Native Americans have been hit hard by the crisis and have been largely overlooked, experts say.
Native Americans have been hit hard by the opioid epidemic with the second-highest death rate related to opioid use in the U.S, according to the Centers for Disease Control and Prevention. The CDC found, in 2017, the rate hit 15.7 deaths per 100,000 people.
Native American health experts came together at an event sponsored by the National Indian Health Board this month. Stacy Bohlen, CEO of the board, said “a number of factors” have contributed to the opioid epidemic among Native Americans. “One,” she said, “is a lack of access to basic health care and treatment when someone is suffering.” Bohlen added, “People can’t afford to get care but can certainly afford painkillers…For every dollar you spend in prevention, you save $5 in provision of direct medical care.”

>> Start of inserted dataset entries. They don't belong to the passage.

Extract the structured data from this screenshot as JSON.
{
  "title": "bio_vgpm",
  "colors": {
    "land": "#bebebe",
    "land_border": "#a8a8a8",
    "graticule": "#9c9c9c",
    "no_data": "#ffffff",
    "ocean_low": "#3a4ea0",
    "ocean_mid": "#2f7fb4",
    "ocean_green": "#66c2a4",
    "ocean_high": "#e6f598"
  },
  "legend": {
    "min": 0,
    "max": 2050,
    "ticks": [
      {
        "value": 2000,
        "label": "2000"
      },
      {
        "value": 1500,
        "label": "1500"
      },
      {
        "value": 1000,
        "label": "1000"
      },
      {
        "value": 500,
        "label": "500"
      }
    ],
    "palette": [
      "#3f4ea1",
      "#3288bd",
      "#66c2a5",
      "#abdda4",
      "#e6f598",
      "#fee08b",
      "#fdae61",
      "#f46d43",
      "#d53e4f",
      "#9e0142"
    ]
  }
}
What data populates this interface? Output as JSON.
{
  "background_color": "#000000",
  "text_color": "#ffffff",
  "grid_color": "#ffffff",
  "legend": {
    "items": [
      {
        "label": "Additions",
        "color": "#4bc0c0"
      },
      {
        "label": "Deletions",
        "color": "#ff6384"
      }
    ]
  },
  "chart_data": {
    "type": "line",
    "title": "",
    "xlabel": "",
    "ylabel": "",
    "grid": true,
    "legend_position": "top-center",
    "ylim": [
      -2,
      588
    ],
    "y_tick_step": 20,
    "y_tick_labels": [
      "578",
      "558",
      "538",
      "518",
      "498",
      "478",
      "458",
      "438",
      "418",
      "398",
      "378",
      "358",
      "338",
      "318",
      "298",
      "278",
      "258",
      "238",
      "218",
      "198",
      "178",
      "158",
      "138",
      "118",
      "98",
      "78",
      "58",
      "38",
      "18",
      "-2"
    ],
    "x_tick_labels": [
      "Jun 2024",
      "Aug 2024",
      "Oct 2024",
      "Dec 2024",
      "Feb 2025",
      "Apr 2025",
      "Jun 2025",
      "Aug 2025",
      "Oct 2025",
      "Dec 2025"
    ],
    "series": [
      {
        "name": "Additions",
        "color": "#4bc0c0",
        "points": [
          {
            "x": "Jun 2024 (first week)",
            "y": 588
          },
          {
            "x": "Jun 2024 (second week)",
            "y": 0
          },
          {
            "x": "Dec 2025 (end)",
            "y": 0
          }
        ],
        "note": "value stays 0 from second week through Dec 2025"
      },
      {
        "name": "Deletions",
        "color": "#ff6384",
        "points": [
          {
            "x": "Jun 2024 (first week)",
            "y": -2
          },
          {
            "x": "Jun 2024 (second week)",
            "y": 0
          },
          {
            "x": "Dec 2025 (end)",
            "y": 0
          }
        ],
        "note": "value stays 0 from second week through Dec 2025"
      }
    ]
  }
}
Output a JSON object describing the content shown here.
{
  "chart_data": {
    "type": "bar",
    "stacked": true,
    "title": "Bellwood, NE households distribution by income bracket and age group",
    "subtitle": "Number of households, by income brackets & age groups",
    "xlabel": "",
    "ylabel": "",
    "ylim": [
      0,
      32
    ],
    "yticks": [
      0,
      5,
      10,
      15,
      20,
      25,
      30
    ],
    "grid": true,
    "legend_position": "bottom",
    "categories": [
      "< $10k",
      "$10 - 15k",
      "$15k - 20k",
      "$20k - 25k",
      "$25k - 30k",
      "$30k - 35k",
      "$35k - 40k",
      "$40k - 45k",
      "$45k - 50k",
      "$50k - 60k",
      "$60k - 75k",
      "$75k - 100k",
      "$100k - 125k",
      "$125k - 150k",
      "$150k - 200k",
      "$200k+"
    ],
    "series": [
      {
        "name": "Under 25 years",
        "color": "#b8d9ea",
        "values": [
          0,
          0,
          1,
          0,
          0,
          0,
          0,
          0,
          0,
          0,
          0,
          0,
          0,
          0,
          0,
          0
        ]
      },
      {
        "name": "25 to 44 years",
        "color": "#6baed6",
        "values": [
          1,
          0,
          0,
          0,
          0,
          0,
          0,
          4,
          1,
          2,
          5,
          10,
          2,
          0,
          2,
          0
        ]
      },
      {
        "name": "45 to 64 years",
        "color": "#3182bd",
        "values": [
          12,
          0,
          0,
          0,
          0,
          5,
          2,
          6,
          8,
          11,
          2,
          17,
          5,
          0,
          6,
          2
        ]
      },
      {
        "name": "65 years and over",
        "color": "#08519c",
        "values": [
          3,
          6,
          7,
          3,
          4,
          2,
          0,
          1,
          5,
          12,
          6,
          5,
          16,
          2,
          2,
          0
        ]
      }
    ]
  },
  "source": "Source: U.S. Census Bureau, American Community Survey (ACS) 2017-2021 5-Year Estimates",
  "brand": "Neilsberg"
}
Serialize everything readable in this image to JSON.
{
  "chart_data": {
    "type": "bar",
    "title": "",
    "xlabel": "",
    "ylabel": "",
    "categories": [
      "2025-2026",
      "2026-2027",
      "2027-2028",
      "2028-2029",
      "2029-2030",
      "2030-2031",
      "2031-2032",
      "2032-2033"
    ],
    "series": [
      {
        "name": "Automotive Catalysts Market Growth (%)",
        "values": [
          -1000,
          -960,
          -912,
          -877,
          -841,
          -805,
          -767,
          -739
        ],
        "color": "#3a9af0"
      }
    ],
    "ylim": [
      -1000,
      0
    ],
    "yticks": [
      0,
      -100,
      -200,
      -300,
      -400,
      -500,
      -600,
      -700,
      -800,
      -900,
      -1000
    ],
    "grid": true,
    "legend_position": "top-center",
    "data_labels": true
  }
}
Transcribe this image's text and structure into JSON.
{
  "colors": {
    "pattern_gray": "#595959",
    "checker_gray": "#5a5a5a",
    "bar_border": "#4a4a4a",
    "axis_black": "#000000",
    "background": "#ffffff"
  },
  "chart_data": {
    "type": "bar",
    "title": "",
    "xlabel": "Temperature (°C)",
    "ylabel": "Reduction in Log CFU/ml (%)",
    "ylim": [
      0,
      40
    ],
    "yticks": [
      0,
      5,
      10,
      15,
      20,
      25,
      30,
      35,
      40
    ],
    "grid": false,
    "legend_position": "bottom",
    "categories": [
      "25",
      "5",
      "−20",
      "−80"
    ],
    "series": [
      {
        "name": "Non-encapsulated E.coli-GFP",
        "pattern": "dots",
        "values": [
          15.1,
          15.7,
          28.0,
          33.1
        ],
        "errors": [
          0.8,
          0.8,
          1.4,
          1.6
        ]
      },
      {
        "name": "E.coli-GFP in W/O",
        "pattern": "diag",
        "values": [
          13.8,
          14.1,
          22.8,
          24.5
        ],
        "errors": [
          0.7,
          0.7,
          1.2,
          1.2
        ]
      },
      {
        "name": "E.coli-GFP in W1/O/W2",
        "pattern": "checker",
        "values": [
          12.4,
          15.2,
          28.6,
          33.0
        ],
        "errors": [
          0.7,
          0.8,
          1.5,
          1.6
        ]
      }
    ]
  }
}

Shervin Aazami, a policy analyst at the health board, said, that the Native American population has largely been overlooked as far as funding is concerned, stating, “This invisibility contributes to the lack of awareness, lack of correct funding, lack of technical assistance and resources directly to the tribes.” Although there is grant money available from the government to combat the crisis, “they often neglect to allocate money towards the tribes, leaving the Native people to sit waiting,” Aazami explained.
Virginia Hedrick, director of policy and planning at the California Consortium for Urban Indian Health, spoke of next steps, saying, “What I hope to accomplish is really sharing the data on how our program is effective, sharing information on putting naloxone into the hands of more community members, so that we don’t continue to lose more people to overdoses, and to reduce stigma around addiction and to reduce stigma around alternative pain managements.” She added, “It could be that an individual has suffered trauma throughout their life, and an opioid is a way to address a mental health issue. We don’t typically see individuals who are struggling with an addiction that don’t have an underlying issue.”
Nikki Baker-Limore, who headed the Cherokee child welfare agency until just recently, said more than 1,700 Cherokee children are now in state or tribal custody and at least 40% of those cases are because of opioids.
“This didn’t used to be a problem and now it’s a huge problem,” Baker-Limore said. And because the number of children who need new homes has risen so sharply, it’s been impossible to find enough tribal members who can take them.”
“There may also be an undercount for Native Americans and Alaska Natives by as much as 35 percent, because death certificates often list them as belonging to another race,” warned Dr. Michael Toedt, who is the Indian Health Services’ chief medical officer.
Alaska Natives are considered a particularly at-risk population for opioid addiction because of the high rates of painful, rheumatological conditions like arthritis that the natives are known for experiencing. In 2015, prescribing of opioids reached its peak in Alaska and the state had the highest overdose fatality rate.
According to the Drug Enforcement Administration’s database titled the Automation of Reports and Consolidated Orders System, or ARCOS, over a six-year period from 2006 to 2012, nearly six million prescription pain pills were supplied to the city of Juneau, which experts say equates to just under thirty pills per person per year. In the entire state, that number of was over 138 million.